Moreover, although three of the four RCTs have dialysis-free survival at 21 days after treatment on the primary outcome [40,41,42], one RCT has made the renal outcome changes such as creatinine change and urine volume change on the primary outcome [43]. We adopted patient-centered outcome as the primary outcome which was the composite of hospital mortality, the need of RRT or no recovery from AKI at hospital discharge.

With respect to general ICU patients who developed AKI, to the best of our knowledge, there is only one observational study that evaluated the therapeutic effect of low-dose ANP (0.028 μg kg− 1 min− 1), which found no therapeutic effect of ANP [31]. Although that study was a multicenter, prospective, observational study, the number of patients treated with ANP was small (N = 63), suggesting a lack of power to detect significance. Although the present study was a single-center study, the number of patients treated with low-dose ANP (0.019 μg kg− 1 min− 1) was more than 300, the largest sample size among all low-dose ANP studies [31, 42, 43].

Significance and implications

Previous five studies examining the therapeutic effects of any dose of ANP found inconsistent benefits [17,18,19,20,21,22,23,24,25,26,27,28,29,30]. The KDIGO clinical practice guideline for AKI suggests not using ANP to treat AKI and requires further trials of ANP at low doses [33]. Recent meta-analysis focusing on low-dose ANP implied its beneficial therapeutic effects in patients with cardiac surgery [16]; however, two recent observational studies, including the present study, found that low-dose ANP did not change the outcome of critically ill patients who developed AKI [31]. The difference might be due to patient background (cardiovascular versus general ICU patients), or study design (randomized versus observational).

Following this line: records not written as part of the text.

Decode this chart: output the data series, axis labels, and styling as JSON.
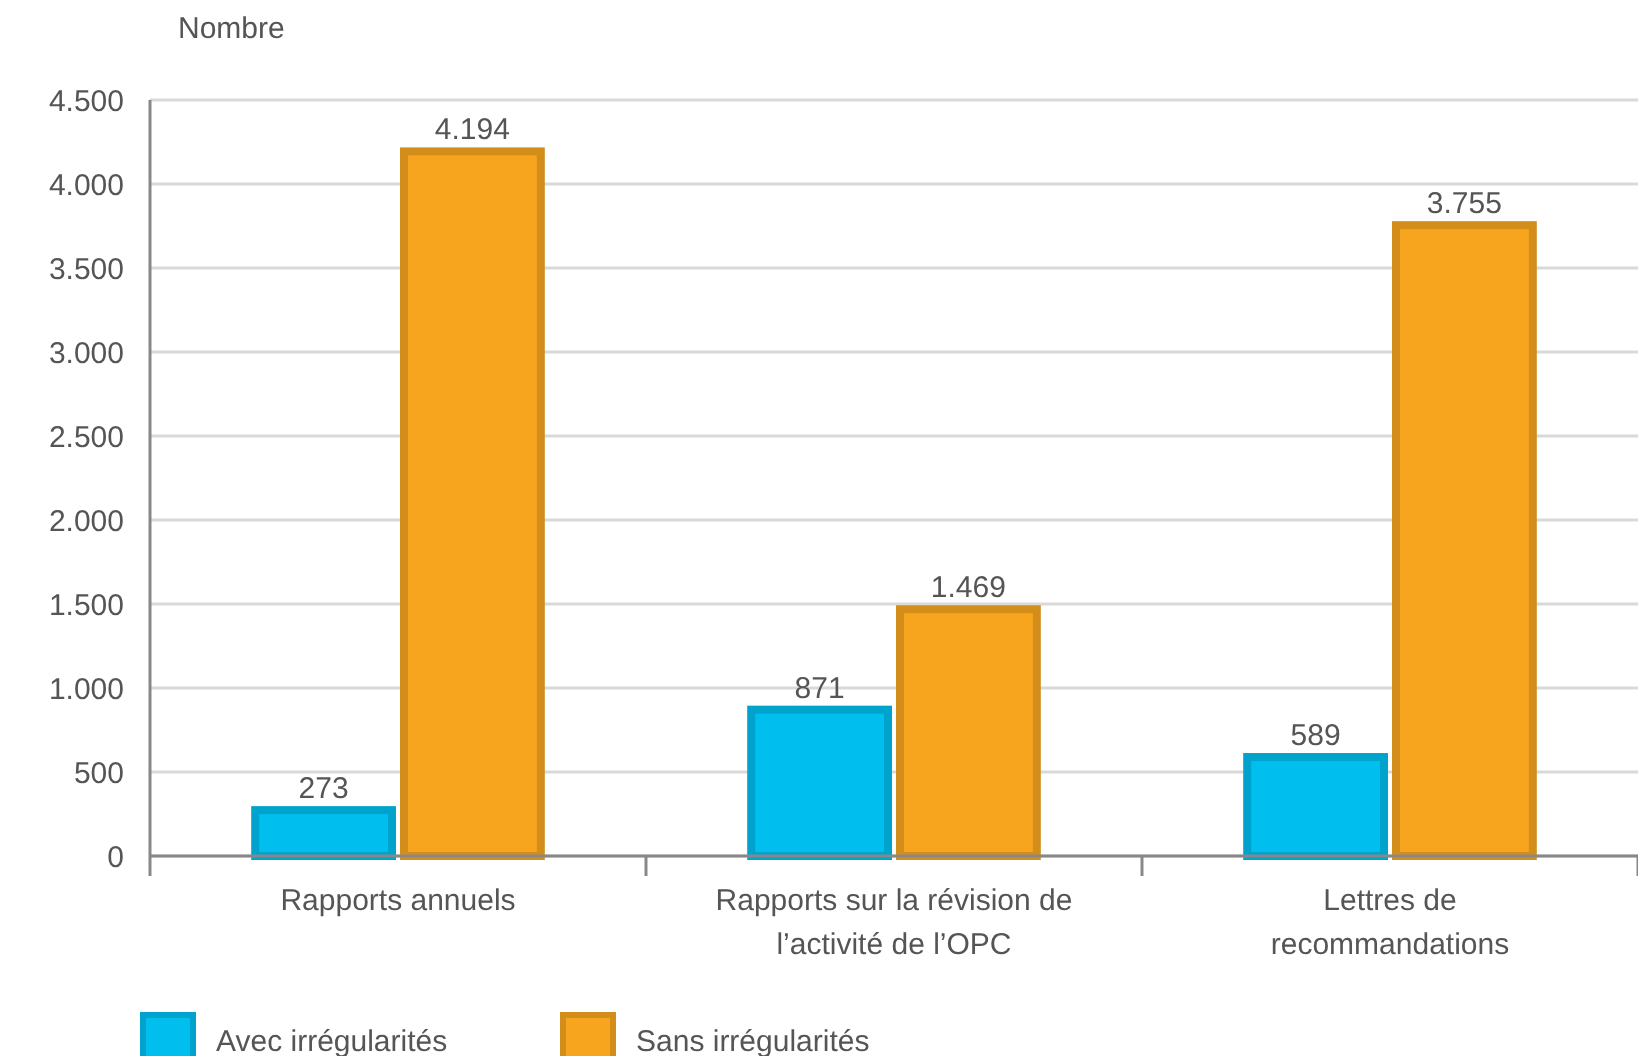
{
  "chart_data": {
    "type": "bar",
    "ylabel": "Nombre",
    "categories": [
      "Rapports annuels",
      "Rapports sur la révision de l’activité de l’OPC",
      "Lettres de recommandations"
    ],
    "series": [
      {
        "name": "Avec irrégularités",
        "color": "#00bfef",
        "values": [
          273,
          871,
          589
        ],
        "value_labels": [
          "273",
          "871",
          "589"
        ]
      },
      {
        "name": "Sans irrégularités",
        "color": "#f7a51f",
        "values": [
          4194,
          1469,
          3755
        ],
        "value_labels": [
          "4.194",
          "1.469",
          "3.755"
        ]
      }
    ],
    "ylim": [
      0,
      4500
    ],
    "yticks": [
      {
        "value": 0,
        "label": "0"
      },
      {
        "value": 500,
        "label": "500"
      },
      {
        "value": 1000,
        "label": "1.000"
      },
      {
        "value": 1500,
        "label": "1.500"
      },
      {
        "value": 2000,
        "label": "2.000"
      },
      {
        "value": 2500,
        "label": "2.500"
      },
      {
        "value": 3000,
        "label": "3.000"
      },
      {
        "value": 3500,
        "label": "3.500"
      },
      {
        "value": 4000,
        "label": "4.000"
      },
      {
        "value": 4500,
        "label": "4.500"
      }
    ],
    "grid": "y",
    "legend": "bottom left"
  }
}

Although ANP administration is pharmacologically effective in increasing the GFR [9], this effect might be offset by a hypotensive side effect [31]. Critically ill patients with AKI (e.g., septic shock) might be more prone to the vasodilative effect of low-dose ANP compared to patients with ANP administered prophylactically or those with less critical conditions (e.g., elective cardiovascular surgery) [16, 42]. Although the two recent studies in critically ill patients were observational studies, the lack of effectiveness of ANP causes a stir on the use of ANP for AKI in the critically ill.

Study strengths and limitations

The present study has several strengths. The number of patients who were treated with ANP was the largest among all low-dose ANP studies [31, 42, 43]. The findings will be more applicable to patients in the ICU than those from previous studies in cardiac surgery patients. Furthermore, we evaluated physiological outcomes (changes in serum creatinine levels and urine output) as well as patient-centered outcomes (composite of mortality, RRT dependence, and nonrecovery of renal function at hospital discharge). Because of the limited evidence in the literature for a therapeutic effect of low-dose ANP, the present study should provide valuable information with respect to understanding the use of ANP for the management of AKI in the ICU.

The present study also has several limitations. First, this was a single-center study whose results might be influenced by the local clinical practice and may limit the generalizability of its findings. Second, we did not collect data on blood pressure or use of vasopressors. Third, although we used PS matching to minimize the bias due to confounding factors, the results of PS matching are generalizable only among those in the range of PS values included in the analysis, and they may not be applicable to those who are out of this range. Moreover, there might have been unmeasured confounders that were not addressed in the PS model.

Conclusions

In the present retrospective observational study in critically ill patients with AKI, we found no therapeutic effect of low-dose ANP. Considering the currently available evidence, ANP should not be used to treat AKI in critically ill patients.